Xiang Yue, Zhang Saixian, Huang Yi, Zheng Zhuqing, Sun Jiahui, Zhao Qiulin, Zhou Peng, Qi Xiaolong, Li Jingjin, Xiong Fuyang, Xu Jing, Wang Shengquan, Fu Liangliang, Li Xinyun
Key Laboratory of Agricultural Animal Genetics, Breeding and Reproduction of Ministry of Education & Key Lab of Swine Genetics and Breeding of Ministry of Agriculture and Rural Affairs, Huazhong Agricultural University, Wuhan, 430070, P.R. China.
Institute of Agricultural Biotechnology, Jingchu University of Technology, Jingmen, 448000, P.R. China.
BMC Biol. 2025 Jun 9;23(1):163. doi: 10.1186/s12915-025-02263-2.
Pig brains serve as a valuable biomedical model for studying brain-related diseases due to their significant structural similarities to the human brain. Furthermore, the long-term domestication and artificial selection of domestic pigs have profoundly shaped their brains, making them an interesting subject for research. However, a comprehensive understanding of the regulatory mechanisms governing pig brain function and their impact on various phenotypes remains elusive due to the high degree of cellular heterogeneity present in the brain.
In this study, we profiled 71,798 cells from domestic pig and wild boar cerebral cortex and cerebellum, identifying nine cell types, and integrated single-cell RNA sequencing data to explore cell type-specific regulatory landscapes and oligodendrocyte developmental trajectory. Furthermore, comparative analysis of each cell type between domestic pigs and wild boars indicated that oligodendrocyte progenitor cells may potentially exhibit a faster evolutionary rate. Finally, cross-species analysis suggested that, compared to humans, the proportion of sequence-conserved and functionally conserved regulatory elements in each cell type appears to be higher in pigs than in mice. Studies on the enrichment of genetic variants associated with 15 human diseases and complex traits in conserved regulatory elements across cell types indicated that immune-related diseases were more enriched in pigs, whereas neurological diseases were somewhat more enriched in mice. However, the enrichment of Alzheimer's disease-associated variants in pigs but not in mice suggests that pigs could be a more suitable model for this condition.

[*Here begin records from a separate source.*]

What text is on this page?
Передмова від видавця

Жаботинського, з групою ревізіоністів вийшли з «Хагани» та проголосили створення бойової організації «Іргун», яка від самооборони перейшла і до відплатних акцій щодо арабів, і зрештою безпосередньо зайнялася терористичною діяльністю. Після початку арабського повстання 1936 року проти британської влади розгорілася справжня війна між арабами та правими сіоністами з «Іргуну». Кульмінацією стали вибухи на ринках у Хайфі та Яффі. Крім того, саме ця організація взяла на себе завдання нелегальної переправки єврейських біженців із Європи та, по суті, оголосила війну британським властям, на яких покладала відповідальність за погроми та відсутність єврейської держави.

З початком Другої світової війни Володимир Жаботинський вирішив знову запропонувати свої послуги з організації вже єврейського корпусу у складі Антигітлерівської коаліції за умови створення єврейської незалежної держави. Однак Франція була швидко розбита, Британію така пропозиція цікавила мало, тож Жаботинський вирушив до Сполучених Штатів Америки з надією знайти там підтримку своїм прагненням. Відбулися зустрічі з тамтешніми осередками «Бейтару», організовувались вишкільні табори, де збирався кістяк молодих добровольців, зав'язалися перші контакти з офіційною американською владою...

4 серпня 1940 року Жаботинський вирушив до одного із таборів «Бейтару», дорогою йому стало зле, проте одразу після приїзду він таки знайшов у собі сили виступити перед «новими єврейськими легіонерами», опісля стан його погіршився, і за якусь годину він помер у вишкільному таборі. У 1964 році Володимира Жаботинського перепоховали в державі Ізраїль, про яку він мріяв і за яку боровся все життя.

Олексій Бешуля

Our research offers preliminary insights into the heterogeneity of pig brains and suggests the potential underlying regulatory mechanisms. Additionally, we explore the possible impact of nervous system differences on phenotypic changes, which could lay the groundwork for further biomedical studies.
猪脑因其与人类大脑在结构上有显著相似性,是研究脑相关疾病的重要生物医学模型。此外,家猪经过长期驯化和人工选择,其大脑受到了深刻影响,使其成为一个有趣的研究对象。然而,由于大脑中存在高度的细胞异质性,对调控猪脑功能的机制及其对各种表型的影响仍缺乏全面了解。
在本研究中,我们对家猪和野猪大脑皮层及小脑的71798个细胞进行了分析,鉴定出九种细胞类型,并整合单细胞RNA测序数据以探索细胞类型特异性调控图谱和少突胶质细胞发育轨迹。此外,对家猪和野猪各细胞类型的比较分析表明,少突胶质细胞祖细胞可能具有更快的进化速率。最后,跨物种分析表明,与人类相比,猪各细胞类型中序列保守和功能保守的调控元件比例似乎高于小鼠。对跨细胞类型保守调控元件中与15种人类疾病和复杂性状相关的遗传变异富集情况的研究表明,免疫相关疾病在猪中富集程度更高,而神经疾病在小鼠中富集程度略高。然而,猪中存在与阿尔茨海默病相关的变异而小鼠中没有,这表明猪可能是这种疾病更合适的模型。
我们的研究对猪脑的异质性提供了初步见解,并提出了潜在的调控机制。此外,我们探讨了神经系统差异对表型变化的可能影响,这可为进一步的生物医学研究奠定基础。